Last June, a 19-year-old drove after a party with his three friends just after graduation and crashed. According to the report, the teen driver crashed through a fence, smashed into some trees and the car went airborne before landing upside down in a driveway in flames. Police went on to say speed, alcohol and a lack of seatbelts for the backseat passengers were all factors in this teenage drunk driver accident. The driver was found to have a blood alcohol level of .09, which is .07 over the legal limit in Maryland for drivers under the age of 21. Of the passengers in the car, two 18-years-old died while the third victim suffers from a serious spinal cord injury.
This month, the teenage drunk driver was sentenced to four years in prison with five years of probation, for which he will have an ignition interlock system installed in his car.
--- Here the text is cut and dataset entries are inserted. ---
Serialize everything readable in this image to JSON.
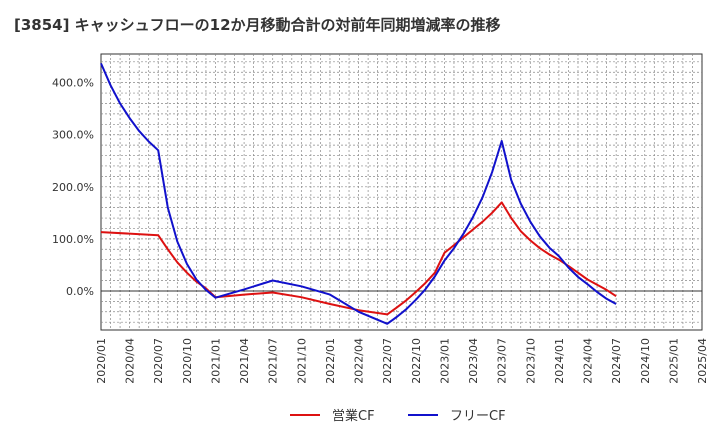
{
  "title": "[3854]  キャッシュフローの12か月移動合計の対前年同期増減率の推移",
  "chart_data": {
    "type": "line",
    "title": "[3854]  キャッシュフローの12か月移動合計の対前年同期増減率の推移",
    "xlabel": "",
    "ylabel": "",
    "x_ticks": [
      "2020/01",
      "2020/04",
      "2020/07",
      "2020/10",
      "2021/01",
      "2021/04",
      "2021/07",
      "2021/10",
      "2022/01",
      "2022/04",
      "2022/07",
      "2022/10",
      "2023/01",
      "2023/04",
      "2023/07",
      "2023/10",
      "2024/01",
      "2024/04",
      "2024/07",
      "2024/10",
      "2025/01",
      "2025/04"
    ],
    "y_ticks": [
      {
        "value": 0,
        "label": "0.0%"
      },
      {
        "value": 100,
        "label": "100.0%"
      },
      {
        "value": 200,
        "label": "200.0%"
      },
      {
        "value": 300,
        "label": "300.0%"
      },
      {
        "value": 400,
        "label": "400.0%"
      }
    ],
    "ylim": [
      -75,
      455
    ],
    "grid": true,
    "legend_position": "bottom",
    "series": [
      {
        "name": "営業CF",
        "color": "#dd1111",
        "values": [
          {
            "x": "2020/01",
            "y": 113
          },
          {
            "x": "2020/07",
            "y": 107
          },
          {
            "x": "2020/08",
            "y": 80
          },
          {
            "x": "2020/09",
            "y": 55
          },
          {
            "x": "2020/10",
            "y": 35
          },
          {
            "x": "2020/11",
            "y": 18
          },
          {
            "x": "2020/12",
            "y": 5
          },
          {
            "x": "2021/01",
            "y": -12
          },
          {
            "x": "2021/04",
            "y": -7
          },
          {
            "x": "2021/07",
            "y": -3
          },
          {
            "x": "2021/10",
            "y": -12
          },
          {
            "x": "2022/01",
            "y": -25
          },
          {
            "x": "2022/04",
            "y": -37
          },
          {
            "x": "2022/07",
            "y": -45
          },
          {
            "x": "2022/08",
            "y": -32
          },
          {
            "x": "2022/09",
            "y": -18
          },
          {
            "x": "2022/10",
            "y": -2
          },
          {
            "x": "2022/11",
            "y": 15
          },
          {
            "x": "2022/12",
            "y": 35
          },
          {
            "x": "2023/01",
            "y": 73
          },
          {
            "x": "2023/02",
            "y": 88
          },
          {
            "x": "2023/03",
            "y": 103
          },
          {
            "x": "2023/04",
            "y": 118
          },
          {
            "x": "2023/05",
            "y": 133
          },
          {
            "x": "2023/06",
            "y": 150
          },
          {
            "x": "2023/07",
            "y": 170
          },
          {
            "x": "2023/08",
            "y": 140
          },
          {
            "x": "2023/09",
            "y": 115
          },
          {
            "x": "2023/10",
            "y": 97
          },
          {
            "x": "2023/11",
            "y": 82
          },
          {
            "x": "2023/12",
            "y": 70
          },
          {
            "x": "2024/01",
            "y": 60
          },
          {
            "x": "2024/02",
            "y": 48
          },
          {
            "x": "2024/03",
            "y": 35
          },
          {
            "x": "2024/04",
            "y": 22
          },
          {
            "x": "2024/05",
            "y": 12
          },
          {
            "x": "2024/06",
            "y": 2
          },
          {
            "x": "2024/07",
            "y": -10
          }
        ]
      },
      {
        "name": "フリーCF",
        "color": "#1111cc",
        "values": [
          {
            "x": "2020/01",
            "y": 437
          },
          {
            "x": "2020/02",
            "y": 395
          },
          {
            "x": "2020/03",
            "y": 360
          },
          {
            "x": "2020/04",
            "y": 332
          },
          {
            "x": "2020/05",
            "y": 307
          },
          {
            "x": "2020/06",
            "y": 287
          },
          {
            "x": "2020/07",
            "y": 270
          },
          {
            "x": "2020/08",
            "y": 160
          },
          {
            "x": "2020/09",
            "y": 95
          },
          {
            "x": "2020/10",
            "y": 52
          },
          {
            "x": "2020/11",
            "y": 22
          },
          {
            "x": "2020/12",
            "y": 2
          },
          {
            "x": "2021/01",
            "y": -13
          },
          {
            "x": "2021/04",
            "y": 3
          },
          {
            "x": "2021/07",
            "y": 20
          },
          {
            "x": "2021/10",
            "y": 9
          },
          {
            "x": "2022/01",
            "y": -7
          },
          {
            "x": "2022/04",
            "y": -40
          },
          {
            "x": "2022/07",
            "y": -63
          },
          {
            "x": "2022/08",
            "y": -50
          },
          {
            "x": "2022/09",
            "y": -35
          },
          {
            "x": "2022/10",
            "y": -17
          },
          {
            "x": "2022/11",
            "y": 3
          },
          {
            "x": "2022/12",
            "y": 28
          },
          {
            "x": "2023/01",
            "y": 58
          },
          {
            "x": "2023/02",
            "y": 82
          },
          {
            "x": "2023/03",
            "y": 110
          },
          {
            "x": "2023/04",
            "y": 142
          },
          {
            "x": "2023/05",
            "y": 180
          },
          {
            "x": "2023/06",
            "y": 228
          },
          {
            "x": "2023/07",
            "y": 288
          },
          {
            "x": "2023/08",
            "y": 213
          },
          {
            "x": "2023/09",
            "y": 168
          },
          {
            "x": "2023/10",
            "y": 133
          },
          {
            "x": "2023/11",
            "y": 105
          },
          {
            "x": "2023/12",
            "y": 83
          },
          {
            "x": "2024/01",
            "y": 67
          },
          {
            "x": "2024/02",
            "y": 45
          },
          {
            "x": "2024/03",
            "y": 27
          },
          {
            "x": "2024/04",
            "y": 13
          },
          {
            "x": "2024/05",
            "y": -2
          },
          {
            "x": "2024/06",
            "y": -15
          },
          {
            "x": "2024/07",
            "y": -25
          }
        ]
      }
    ]
  }
}
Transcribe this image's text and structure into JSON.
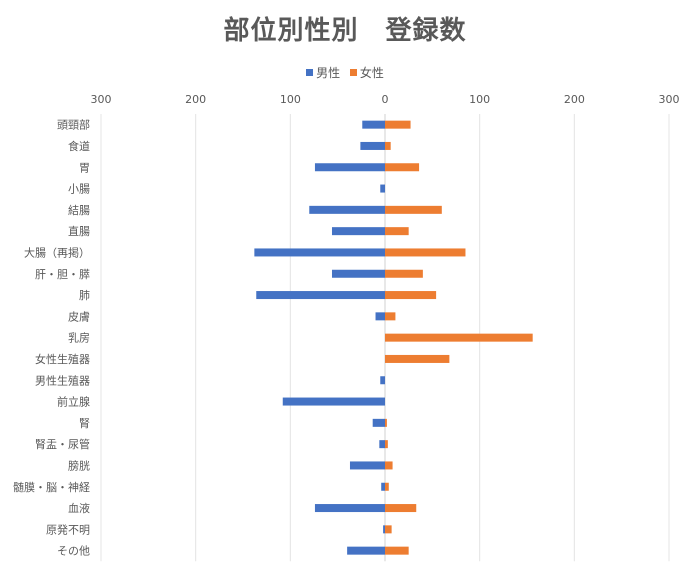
{
  "chart_data": {
    "type": "bar",
    "orientation": "horizontal-diverging",
    "title": "部位別性別　登録数",
    "xlim": [
      -300,
      300
    ],
    "x_ticks": [
      -300,
      -200,
      -100,
      0,
      100,
      200,
      300
    ],
    "x_tick_labels": [
      "300",
      "200",
      "100",
      "0",
      "100",
      "200",
      "300"
    ],
    "grid": true,
    "legend_position": "top",
    "categories": [
      "頭頸部",
      "食道",
      "胃",
      "小腸",
      "結腸",
      "直腸",
      "大腸（再掲）",
      "肝・胆・膵",
      "肺",
      "皮膚",
      "乳房",
      "女性生殖器",
      "男性生殖器",
      "前立腺",
      "腎",
      "腎盂・尿管",
      "膀胱",
      "髄膜・脳・神経",
      "血液",
      "原発不明",
      "その他"
    ],
    "series": [
      {
        "name": "男性",
        "color": "#4472C4",
        "values": [
          -24,
          -26,
          -74,
          -5,
          -80,
          -56,
          -138,
          -56,
          -136,
          -10,
          0,
          0,
          -5,
          -108,
          -13,
          -6,
          -37,
          -4,
          -74,
          -2,
          -40
        ]
      },
      {
        "name": "女性",
        "color": "#ED7D31",
        "values": [
          27,
          6,
          36,
          0,
          60,
          25,
          85,
          40,
          54,
          11,
          156,
          68,
          0,
          0,
          2,
          3,
          8,
          4,
          33,
          7,
          25
        ]
      }
    ]
  }
}
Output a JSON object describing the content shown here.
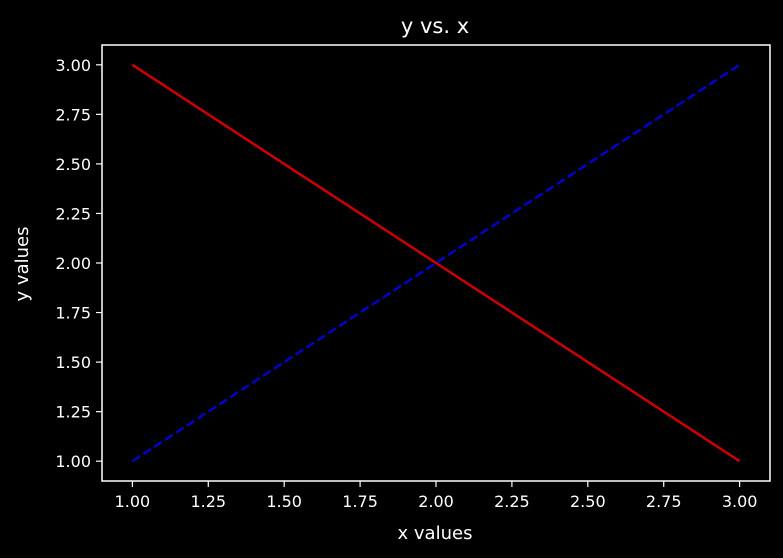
{
  "chart_data": {
    "type": "line",
    "title": "y vs. x",
    "xlabel": "x values",
    "ylabel": "y values",
    "xlim": [
      0.9,
      3.1
    ],
    "ylim": [
      0.9,
      3.1
    ],
    "x_ticks": [
      "1.00",
      "1.25",
      "1.50",
      "1.75",
      "2.00",
      "2.25",
      "2.50",
      "2.75",
      "3.00"
    ],
    "y_ticks": [
      "1.00",
      "1.25",
      "1.50",
      "1.75",
      "2.00",
      "2.25",
      "2.50",
      "2.75",
      "3.00"
    ],
    "grid": false,
    "legend": "none",
    "series": [
      {
        "x": [
          1,
          2,
          3
        ],
        "y": [
          3,
          2,
          1
        ],
        "color": "#cc0000",
        "dash": "solid"
      },
      {
        "x": [
          1,
          2,
          3
        ],
        "y": [
          1,
          2,
          3
        ],
        "color": "#0000cc",
        "dash": "dashed"
      }
    ]
  },
  "colors": {
    "background": "#000000",
    "axes": "#ffffff",
    "text": "#ffffff"
  }
}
Parents Must Be Open With Their Teenage Driver About the Risks of Drunk Driving
Teenagers are cursed with an invincible mentality, where they hear how dangerous drinking and driving is. Yet, they believe these horrible situations would never happen to them. Peer pressure certainly does not help this. However, as a parent, you have the responsibility to start a conversation about teenage drunk driving early on, set some rules and reduce the risk by doing the following.
- Set some rules, lay out your expectations and make sure you communicate the consequences if your teenager breaks the rules
- Be consistent in enforcing the rules you’ve laid out for your teen
- Set several times for your teenagers to check in while they’re out
- Communicate with other parents throughout the evening
- Make yourself available to help make it easier for your teen to leave a party if alcohol is present
- Make sure your teenager is comfortable with calling you for help getting a ride home
- Ask who your teen will be with while they’re out, what they’re doing, when they will be back and how they plan on returning home
Our Maryland Personal Injury Lawyers Can Help
It can be awkward to think about what you want to say to your young one about drunk driving, but it’s something each parent must do in order to help educate kids on the risks for injury and death. Studies have proven children who grow up in no-use households with strong messages are less likely to drive after consuming drugs and alcohol.